Yes. But, I traded those stocks very small because each trade was pretty risky. Too small to make enough money. I still like the idea (and even did a couple this past earnings season), but it requires too much time (researching the stocks and their charts). Diagonals require much less work, and the positions are easier to manage. Mark
Hi Mark, Yip and ryank, From Nov 2005 to Oct 2006, there is more than 2/3 chance that the SPX closed on high on the option expiration date. 6 months closed less 5 points from the high of the month, 2 months closed between 6-9 points from the high. The study starts from the first day of the expiration month, for example in the month of Sep 2006, that was 21 Aug 2006, till the last day of the Sep trading day, that was 15 Sep 2006, there are 8 months from Nov 2005 to Oct 2006, that the index closed less than 10 points from the high of the month. Just to list the month in details (closing SPX price from the high of the option month): 1) Nov 2005 : 1.3 point 2) Dec 2005 : 8.5 points 3) Feb 2006 : 2.2 points 4) Mar 2006 : 3.2 points 5) Apr 2006 : 6.9 points 6) Aug 2006 : 0 point 7) Sep 2006 : 5.0 points 8) Oct 2006 : 4.2 points This month could just be another month adding to the statistics. How would the above statistics help us in any way ? One usage is to might help us to close out our bear call spread one week before the expiration date if the index is still trending upward since the current statistics shows that there is more than 50% that the index will close on the month range high.

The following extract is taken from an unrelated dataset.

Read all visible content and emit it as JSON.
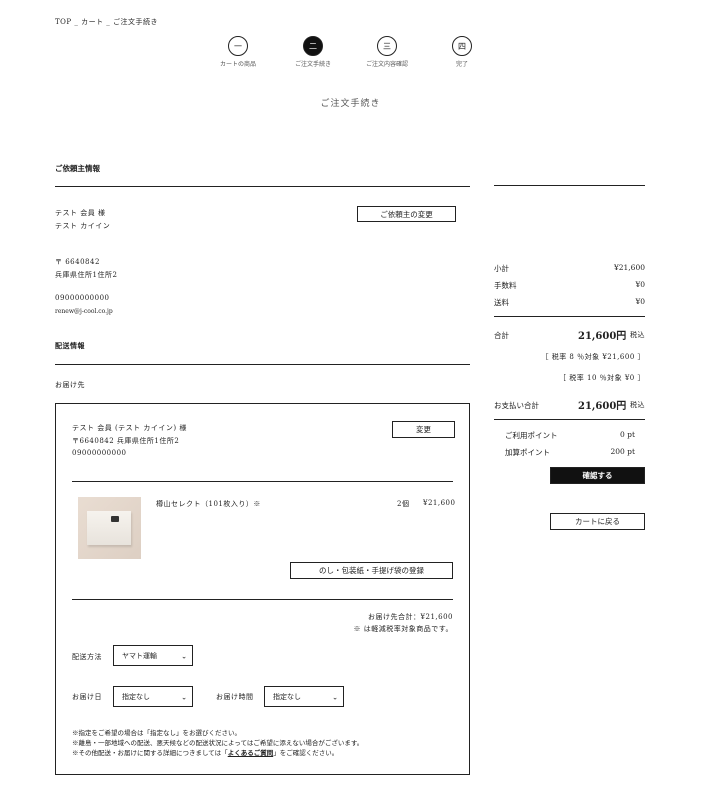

i was wondering...... since most people feel that writing put credit spreads are not prudent at this time; has anyone considered some cheap debit spreads? then when things possibly correct some you have profit and/or partial hedges to your new credit spreads? is this "building" superior possibly to ratio writing because you are legging in when the debit is cheap; then writing when premium's are higher? anyway, this is how i have traded this year. i actually made a good percentage on debits in the beginning and middle of the year. these past few months my debits have been sucking wind except for a rut call debit in major positive territory.
Been trying to get filled on put credit spreads the last few weeks but to no avail. The market is in a bullish run so I wanted to be on the other side of it but premiums are thin at the strikes I like. With vols so low, you could certainly look to a few lottery debits but I really do not see this market selling off so strongly or VIX spiking so high. If it does the spread will negate a lot of the IV increase. If you want to play it that way, better off with solo puts.
The strangest thing just happened. I decided to take this small downturn in the RUT to get out of my last bear call for this year. The position was the 830/840 DEC RUT. The mid was $1.00 with an ask of $1.20. I offerred to buy back at $1.05. I was filled in less than 5 seconds at $0.90???!. Good for me, but I've never had this kind of good fill before. What's even stranger is that the RUT was ticking higher. My previous experience with the RUT has been poor with regards to getting good fills. What experience have others had with getting good fills on the RUT?